Na mesma linha é a orientação do Supremo Tribunal Federal. Ao fixar o Tema 608 da repercussão geral em 13 de novembro de 2014 ("Prazo prescricional aplicável à cobrança de valores não depositados no Fundo de Garantia por Tempo de Serviço"), a Suprema Corte analisou o tema e sinalizou que o FGTS é um direito do trabalhador e não um tributo.

O entendimento firmado foi no sentido de que, por constar no artigo 7º, III, da Constituição Federal como um direito dos trabalhadores urbanos e rurais, não haveria razão para maiores discussões doutrinárias ou jurisprudenciais a respeito da sua natureza jurídica. Nos termos do voto do ministro Gilmar Mendes nos autos do ARE 709.212/DF, "desde então, tornaram-se desarrazoadas as teses anteriormente sustentadas, segundo as quais o FGTS teria natureza híbrida, tributária, previdenciária, de salário diferido, de indenização etc.".

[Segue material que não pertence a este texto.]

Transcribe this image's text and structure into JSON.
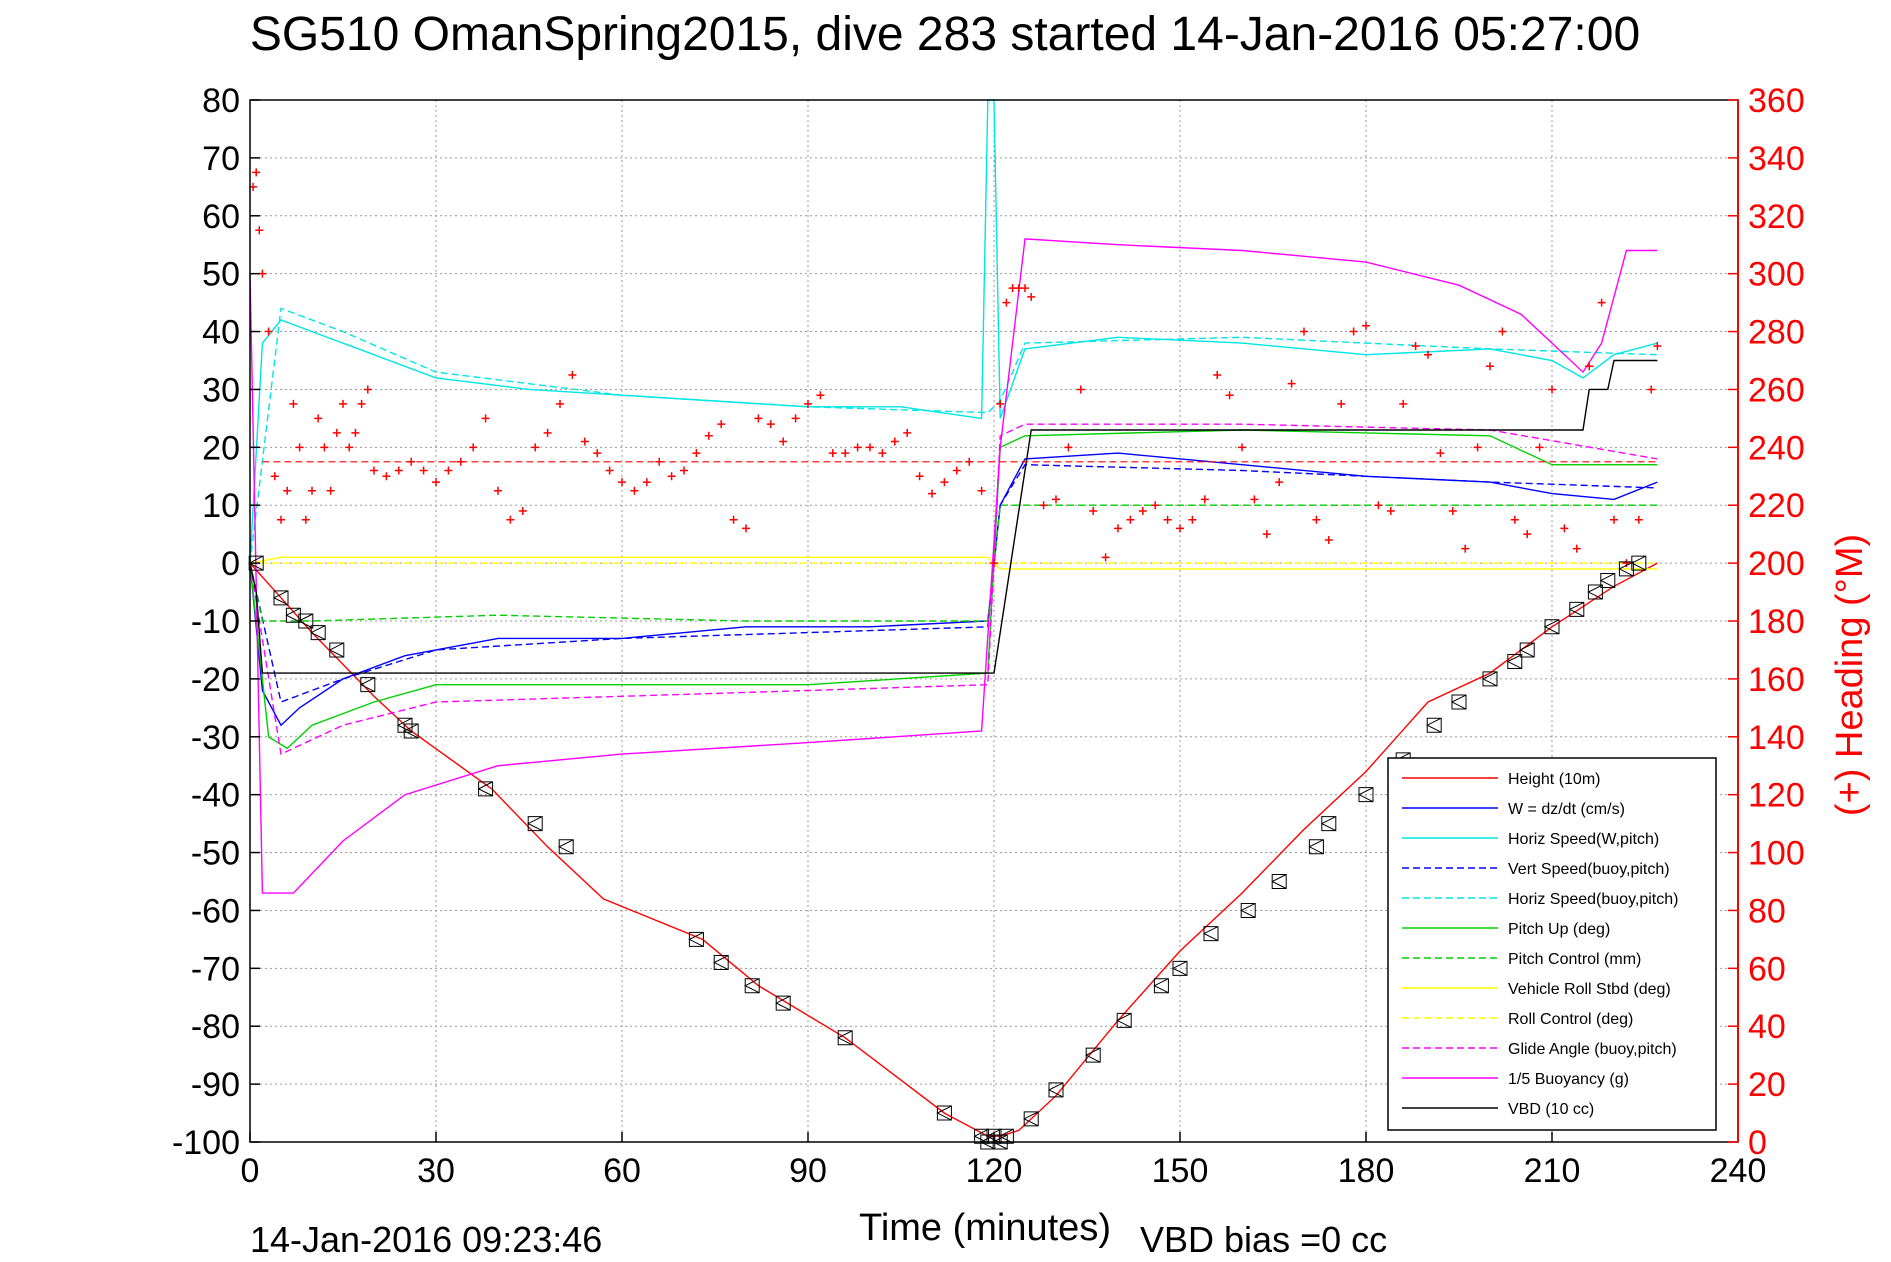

Seguindo essa linha, a 1° Seção do STJ aprovou na sessão de 9 de março 2021 a Súmula 646: "É irrelevante a natureza da verba trabalhista para fins de incidência da contribuição ao FGTS, visto que apenas as verbas elencadas em lei (artigo 28, §9º da Lei 8.212/91), em rol taxativo, estão excluídas da sua base de cálculo, por força do disposto no artigo 15, §6° da Lei 8.036/1990".

Numa primeira leitura, a redação da súmula parece ser bastante clara e não comportar maiores digressões. Contudo, ao se destrinchar o seu conteúdo, pode-se extrair ao menos duas conclusões bastante relevantes.

Primeira conclusão: o rol previsto no artigo 28, §9º, da Lei 8.212/91 é taxativo para o FGTS e exemplificativo para as contribuições previdenciárias.

Segundo o STJ, ao contrário do que ocorre com as contribuições previdenciárias, para fins de incidência da contribuição ao FGTS a discussão a respeito da natureza jurídica da verba (se remuneratória ou indenizatória) é irrelevante. Para compreender a razão para a existência de tal distinção, faz-se necessário tecer breves considerações sobre a hipótese de incidência da contribuição previdenciária.

A Constituição Federal, em seu artigo 195 [1], estabelece os contornos da contribuição previdenciária. A hipótese tributária desse tributo restringe-se ao pagamento ou creditamento de salário e demais rendimentos do trabalho. Por sua vez, o artigo 201, §11, determina que somente ganhos habituais devem incorporar o salário "para efeito de contribuição previdenciária e consequente repercussão em benefícios" [2].

Os artigos 22, inciso I, e 28 da Lei nº 8.212/1991 determinam que a contribuição previdenciária somente incide sobre os rendimentos pagos [3  [4], devidos ou creditados, a qualquer título, ao empregado ou contribuinte individual, em retribuição ao trabalho ou serviço por ele prestado.

Na terminologia do Código Tributário Nacional (CTN) [5], esses dispositivos delimitam o "fato gerador" da contribuição previdenciária, ou seja, "a situação definida em lei como necessária e suficiente à sua ocorrência".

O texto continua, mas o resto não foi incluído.